Ждут машину, раненых не много — отправляли только тех, кто мог хоть немного передвигаться. Входная дверь беспрестанно хлопает — ветер, сквозняком здорово пробирает. Спустилась к нему с дежурства, прощаемся строго, почти безмолвно. Потом, повиснув на костылях, развел в обе стороны свои небольшие ладони: «У меня голые руки, Валя, я еду без варежек…»
Огромные брезентовые рукавицы, что мне выдали в госпитале, для костылей не годятся. Несу шерстяные, малинового цвета варежки, дала приятельница. Надел… на левой варежке во всю ладонь дыра! В уголках его сжатых губ — горечь и скорбь.
А машины все нет, присесть тоже негде — вестибюль освобожден от всего лишнего для транспортировки раненых, спуска их в бомбоубежище при воздушных тревогах. Снова ушла в отделение на третий этаж, меня в любую минуту могут хватиться. И когда спустилась на всякий случай в третий раз, он все еще стоял… Откуда только у него брались силы стоять на одной ноге, с тяжелой, незажившей раной, под северным сквозняком? Наверное, личность в любых условиях остается тем, что она есть, — стойкость его прошла и через это испытание.
Отправка раненых в феврале по Дороге жизни требовала большого мужества от работающих на ней, она была полна опасности и для тех, кого эвакуировали. Она шла при лютых морозах и сильных ветрах, артобстрелах и налетах вражеской авиации. Правда, трасса имела надежную оборону и автобатальоны для оказания помощи идущим машинам. Но кто был застрахован от внезапных трещин во льду глубокого озера, попадания снарядов и бомбежек? Федор Абрамов уходил в большую трудную жизнь, навстречу своей замечательной писательской судьбе по легендарной теперь ледовой трассе, проложенной через Ладогу:
«После долгих скитаний по госпиталям я наконец очутился у себя на родине — в глухих лесах Архангельской области. И вот тут-то мне и посчастливилось увидеть своих земляков во весь их богатырский рост.
Время было страшное. Только что подсохшие степи юга содрогались от гула и грохота сражений, — враг рвался к Волге, а тут, на моей родной Пинеге, шло свое сражение — сражение за хлеб, за жизнь. Снаряды не рвались, пули не свистели, но были похоронки, была нужда страшная и работа. Тяжелая мужская работа в поле и на лугу. И делали эту работу полуголодные бабы, старики, подростки.
Много видел я в то лето людского горя и страданий. Но еще больше — мужества, выносливости и русской душевной щедрости.
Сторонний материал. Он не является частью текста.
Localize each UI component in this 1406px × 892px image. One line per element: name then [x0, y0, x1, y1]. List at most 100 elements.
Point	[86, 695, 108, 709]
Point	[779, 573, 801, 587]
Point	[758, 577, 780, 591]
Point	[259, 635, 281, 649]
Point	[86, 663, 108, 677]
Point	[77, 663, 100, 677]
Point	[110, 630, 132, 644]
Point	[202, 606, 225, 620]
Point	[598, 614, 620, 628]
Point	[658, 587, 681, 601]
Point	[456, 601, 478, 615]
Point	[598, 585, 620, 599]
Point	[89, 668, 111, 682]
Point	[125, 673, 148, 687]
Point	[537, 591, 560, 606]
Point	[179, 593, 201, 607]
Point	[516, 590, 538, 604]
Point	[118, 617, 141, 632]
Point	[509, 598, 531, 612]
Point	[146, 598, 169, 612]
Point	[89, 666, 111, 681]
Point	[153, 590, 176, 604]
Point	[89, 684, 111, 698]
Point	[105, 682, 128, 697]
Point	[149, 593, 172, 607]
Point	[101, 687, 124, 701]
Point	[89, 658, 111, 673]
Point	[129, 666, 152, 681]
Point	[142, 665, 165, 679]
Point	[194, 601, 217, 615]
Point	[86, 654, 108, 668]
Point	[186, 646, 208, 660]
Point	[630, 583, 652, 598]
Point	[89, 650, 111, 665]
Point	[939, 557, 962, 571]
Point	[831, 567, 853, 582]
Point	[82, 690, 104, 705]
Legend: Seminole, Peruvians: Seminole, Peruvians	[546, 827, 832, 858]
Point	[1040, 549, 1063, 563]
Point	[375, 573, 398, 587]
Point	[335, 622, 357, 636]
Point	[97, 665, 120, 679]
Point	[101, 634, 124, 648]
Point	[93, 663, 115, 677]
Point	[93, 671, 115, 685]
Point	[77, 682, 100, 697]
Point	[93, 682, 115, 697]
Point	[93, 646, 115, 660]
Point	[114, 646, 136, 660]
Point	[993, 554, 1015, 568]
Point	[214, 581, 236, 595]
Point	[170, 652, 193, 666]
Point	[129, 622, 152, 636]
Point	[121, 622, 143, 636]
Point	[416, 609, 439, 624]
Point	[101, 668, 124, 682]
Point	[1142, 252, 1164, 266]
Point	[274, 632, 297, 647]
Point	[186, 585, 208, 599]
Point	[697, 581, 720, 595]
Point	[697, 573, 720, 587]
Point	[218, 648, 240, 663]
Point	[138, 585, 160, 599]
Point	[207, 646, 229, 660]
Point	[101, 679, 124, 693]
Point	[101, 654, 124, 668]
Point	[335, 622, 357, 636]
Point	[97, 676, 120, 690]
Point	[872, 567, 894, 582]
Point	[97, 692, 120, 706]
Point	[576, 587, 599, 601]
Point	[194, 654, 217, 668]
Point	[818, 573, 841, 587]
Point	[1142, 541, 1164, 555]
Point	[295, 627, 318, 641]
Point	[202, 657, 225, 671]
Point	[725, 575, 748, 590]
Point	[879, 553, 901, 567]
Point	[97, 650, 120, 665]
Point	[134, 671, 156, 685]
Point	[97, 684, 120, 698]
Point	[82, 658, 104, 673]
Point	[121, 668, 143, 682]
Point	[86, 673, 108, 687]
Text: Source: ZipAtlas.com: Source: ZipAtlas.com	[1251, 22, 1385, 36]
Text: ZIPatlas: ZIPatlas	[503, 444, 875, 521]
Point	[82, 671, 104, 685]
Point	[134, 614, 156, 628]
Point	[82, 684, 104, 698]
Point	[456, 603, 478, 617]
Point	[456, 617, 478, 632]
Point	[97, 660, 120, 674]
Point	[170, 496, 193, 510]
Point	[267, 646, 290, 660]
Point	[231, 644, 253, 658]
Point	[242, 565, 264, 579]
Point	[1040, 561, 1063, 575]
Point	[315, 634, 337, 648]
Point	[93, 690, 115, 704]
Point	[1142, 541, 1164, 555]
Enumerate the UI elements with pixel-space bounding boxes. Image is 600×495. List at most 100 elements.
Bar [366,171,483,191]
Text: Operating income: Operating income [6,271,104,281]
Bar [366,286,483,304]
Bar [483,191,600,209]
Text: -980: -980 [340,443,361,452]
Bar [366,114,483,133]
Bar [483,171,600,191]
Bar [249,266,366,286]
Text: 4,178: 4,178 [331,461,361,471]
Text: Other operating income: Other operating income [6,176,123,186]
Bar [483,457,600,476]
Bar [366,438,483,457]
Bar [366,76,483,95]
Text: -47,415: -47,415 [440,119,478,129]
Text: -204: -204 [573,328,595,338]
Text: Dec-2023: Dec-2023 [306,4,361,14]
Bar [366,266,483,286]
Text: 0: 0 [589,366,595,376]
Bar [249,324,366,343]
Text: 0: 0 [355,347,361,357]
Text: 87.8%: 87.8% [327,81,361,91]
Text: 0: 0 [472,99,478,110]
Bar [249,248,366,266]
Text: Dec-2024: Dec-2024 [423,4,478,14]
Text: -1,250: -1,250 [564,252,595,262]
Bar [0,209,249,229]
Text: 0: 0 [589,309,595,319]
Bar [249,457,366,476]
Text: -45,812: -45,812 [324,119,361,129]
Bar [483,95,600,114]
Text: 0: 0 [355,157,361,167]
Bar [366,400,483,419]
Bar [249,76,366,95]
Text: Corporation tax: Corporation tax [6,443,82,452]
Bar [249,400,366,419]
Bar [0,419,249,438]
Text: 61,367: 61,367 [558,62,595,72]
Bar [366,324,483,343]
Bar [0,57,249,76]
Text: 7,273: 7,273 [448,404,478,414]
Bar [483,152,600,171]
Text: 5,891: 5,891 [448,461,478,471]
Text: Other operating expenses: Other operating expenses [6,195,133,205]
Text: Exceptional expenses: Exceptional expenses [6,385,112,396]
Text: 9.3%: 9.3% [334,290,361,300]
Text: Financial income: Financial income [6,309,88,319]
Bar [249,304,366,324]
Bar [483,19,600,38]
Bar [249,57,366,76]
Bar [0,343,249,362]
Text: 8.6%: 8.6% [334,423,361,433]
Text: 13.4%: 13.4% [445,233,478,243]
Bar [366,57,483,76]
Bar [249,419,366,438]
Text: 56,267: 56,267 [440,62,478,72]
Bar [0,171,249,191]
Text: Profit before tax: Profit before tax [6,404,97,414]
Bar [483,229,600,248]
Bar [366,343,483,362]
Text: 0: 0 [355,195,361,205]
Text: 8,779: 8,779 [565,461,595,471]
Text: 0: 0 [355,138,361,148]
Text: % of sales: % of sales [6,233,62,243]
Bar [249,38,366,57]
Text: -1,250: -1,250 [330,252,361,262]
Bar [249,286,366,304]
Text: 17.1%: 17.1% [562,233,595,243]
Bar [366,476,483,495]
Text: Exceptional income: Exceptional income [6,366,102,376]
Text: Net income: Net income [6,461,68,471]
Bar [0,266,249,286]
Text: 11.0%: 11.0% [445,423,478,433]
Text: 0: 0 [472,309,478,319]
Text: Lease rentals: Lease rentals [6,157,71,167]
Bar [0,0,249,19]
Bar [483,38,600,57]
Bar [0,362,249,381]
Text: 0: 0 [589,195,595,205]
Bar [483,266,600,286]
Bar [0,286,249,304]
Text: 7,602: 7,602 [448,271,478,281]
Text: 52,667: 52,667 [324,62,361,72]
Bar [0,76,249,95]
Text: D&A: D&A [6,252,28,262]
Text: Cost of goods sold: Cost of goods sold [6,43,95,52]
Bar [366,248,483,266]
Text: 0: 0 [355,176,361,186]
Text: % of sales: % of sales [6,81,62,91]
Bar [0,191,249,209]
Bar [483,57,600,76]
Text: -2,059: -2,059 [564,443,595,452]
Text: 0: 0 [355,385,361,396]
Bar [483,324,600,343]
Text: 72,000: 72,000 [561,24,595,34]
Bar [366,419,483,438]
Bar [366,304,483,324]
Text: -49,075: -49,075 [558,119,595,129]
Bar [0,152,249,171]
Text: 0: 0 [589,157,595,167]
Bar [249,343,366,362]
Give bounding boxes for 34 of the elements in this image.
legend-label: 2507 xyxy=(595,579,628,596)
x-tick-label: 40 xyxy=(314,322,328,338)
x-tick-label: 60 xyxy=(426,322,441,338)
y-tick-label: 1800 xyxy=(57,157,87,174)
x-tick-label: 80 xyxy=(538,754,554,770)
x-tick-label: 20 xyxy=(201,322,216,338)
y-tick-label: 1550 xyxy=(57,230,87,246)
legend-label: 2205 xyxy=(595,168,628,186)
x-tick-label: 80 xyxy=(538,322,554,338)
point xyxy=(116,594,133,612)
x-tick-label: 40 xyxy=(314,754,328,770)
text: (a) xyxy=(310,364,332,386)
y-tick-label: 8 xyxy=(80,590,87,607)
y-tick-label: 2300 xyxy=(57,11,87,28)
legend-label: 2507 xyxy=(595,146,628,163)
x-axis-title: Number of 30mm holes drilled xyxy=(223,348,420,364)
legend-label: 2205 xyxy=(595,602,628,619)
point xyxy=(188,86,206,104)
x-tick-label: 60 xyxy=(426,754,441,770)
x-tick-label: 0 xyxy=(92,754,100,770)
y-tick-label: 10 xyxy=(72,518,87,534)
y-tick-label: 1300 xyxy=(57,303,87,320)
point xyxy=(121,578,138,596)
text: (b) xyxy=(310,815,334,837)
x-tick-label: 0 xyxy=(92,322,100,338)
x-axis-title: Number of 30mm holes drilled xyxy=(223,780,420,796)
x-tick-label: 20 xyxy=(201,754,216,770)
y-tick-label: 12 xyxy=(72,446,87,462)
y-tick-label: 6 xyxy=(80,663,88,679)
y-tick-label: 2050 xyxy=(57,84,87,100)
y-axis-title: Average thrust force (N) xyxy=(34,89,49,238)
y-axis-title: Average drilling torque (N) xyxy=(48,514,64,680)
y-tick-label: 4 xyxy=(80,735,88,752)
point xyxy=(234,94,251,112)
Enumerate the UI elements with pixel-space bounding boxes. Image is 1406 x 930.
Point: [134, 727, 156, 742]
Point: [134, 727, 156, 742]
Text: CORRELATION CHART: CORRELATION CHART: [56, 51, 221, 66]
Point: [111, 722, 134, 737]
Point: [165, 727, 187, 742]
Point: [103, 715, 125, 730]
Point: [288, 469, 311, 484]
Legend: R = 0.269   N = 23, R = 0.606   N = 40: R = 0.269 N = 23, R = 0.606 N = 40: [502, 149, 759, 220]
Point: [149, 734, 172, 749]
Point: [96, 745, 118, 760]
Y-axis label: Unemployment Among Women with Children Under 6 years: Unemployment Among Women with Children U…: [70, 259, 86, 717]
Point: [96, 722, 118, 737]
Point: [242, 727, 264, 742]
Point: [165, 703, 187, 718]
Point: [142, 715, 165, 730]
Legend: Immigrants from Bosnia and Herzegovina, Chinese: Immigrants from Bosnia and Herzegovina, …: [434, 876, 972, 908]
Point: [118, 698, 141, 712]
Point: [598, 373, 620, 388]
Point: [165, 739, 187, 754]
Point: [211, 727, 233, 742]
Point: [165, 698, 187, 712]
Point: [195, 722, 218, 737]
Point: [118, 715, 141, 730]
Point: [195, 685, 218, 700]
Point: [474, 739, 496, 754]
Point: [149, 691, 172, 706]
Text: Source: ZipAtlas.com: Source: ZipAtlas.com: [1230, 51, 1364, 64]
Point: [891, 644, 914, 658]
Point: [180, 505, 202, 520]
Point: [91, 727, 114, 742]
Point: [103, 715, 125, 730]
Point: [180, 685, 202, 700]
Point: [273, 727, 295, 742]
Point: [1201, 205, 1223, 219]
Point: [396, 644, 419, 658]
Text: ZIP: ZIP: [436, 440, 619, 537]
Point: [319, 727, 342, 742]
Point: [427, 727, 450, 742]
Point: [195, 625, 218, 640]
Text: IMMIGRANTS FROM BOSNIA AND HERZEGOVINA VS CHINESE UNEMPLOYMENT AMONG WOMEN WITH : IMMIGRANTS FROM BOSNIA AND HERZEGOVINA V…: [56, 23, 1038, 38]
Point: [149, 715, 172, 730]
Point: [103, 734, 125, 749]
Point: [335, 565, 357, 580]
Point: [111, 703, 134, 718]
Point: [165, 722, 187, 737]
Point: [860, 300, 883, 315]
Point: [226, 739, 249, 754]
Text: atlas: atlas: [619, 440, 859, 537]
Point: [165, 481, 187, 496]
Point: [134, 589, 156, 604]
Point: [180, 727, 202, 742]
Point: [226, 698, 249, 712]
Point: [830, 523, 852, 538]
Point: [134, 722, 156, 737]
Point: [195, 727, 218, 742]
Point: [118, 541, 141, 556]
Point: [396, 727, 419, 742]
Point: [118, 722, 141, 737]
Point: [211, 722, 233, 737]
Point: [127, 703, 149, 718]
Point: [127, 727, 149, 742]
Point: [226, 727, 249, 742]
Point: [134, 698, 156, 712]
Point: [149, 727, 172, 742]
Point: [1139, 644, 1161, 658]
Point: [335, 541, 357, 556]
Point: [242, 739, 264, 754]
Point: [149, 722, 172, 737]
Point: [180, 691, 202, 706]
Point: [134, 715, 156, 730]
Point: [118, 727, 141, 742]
И вот на основе увиденного и лично пережитого и родился впоследствии мой первый роман „Братья и сестры“».
Надо знать мужество этого человека, представление о нем лишь в какой-то степени могут дополнить страницы его блокадной жизни. Он и сам неоднократно заострял внимание на роли автобиографического материала в творчестве писателя, всегда неизбежного, если все пропущено через сердце, но с полной ответственностью указывал на «автобиографичность особого рода» в своих романах. Детство без отца, чувство повышенного долга перед родными, когда братьям и сестрам нужна была его помощь, способствовали ему как художнику создать живые образы крестьянской семьи Пряслиных, их готовность идти на взаимовыручку, их беззаветный труд и совестливость.
Возможно, спросят некоторые из тех, кому доведется прочесть эти строчки: неужели так-таки всегда суровый, собранный, неужели не пришлось его видеть смеющимся, веселым? Да, в послевоенной жизни сколько раз встречали его радостным, но не в блокаде. Особенно помнится его просветленное, улыбающееся лицо на второй или третий день после защиты кандидатской диссертации. Все еще обитая в общежитии, он иногда захаживал к нам в комнату, где я жила с сестрой-студенткой. С какой-то смущенной радостью показывал коробку с туфлями — подарок ему от коллег по кафедре. Любовался красивой, добротной обувкой, — наше поколение не было избаловано достатком. А тут триумф — и кандидатская к сроку защищена, и растроган подарком, который пришелся как нельзя кстати.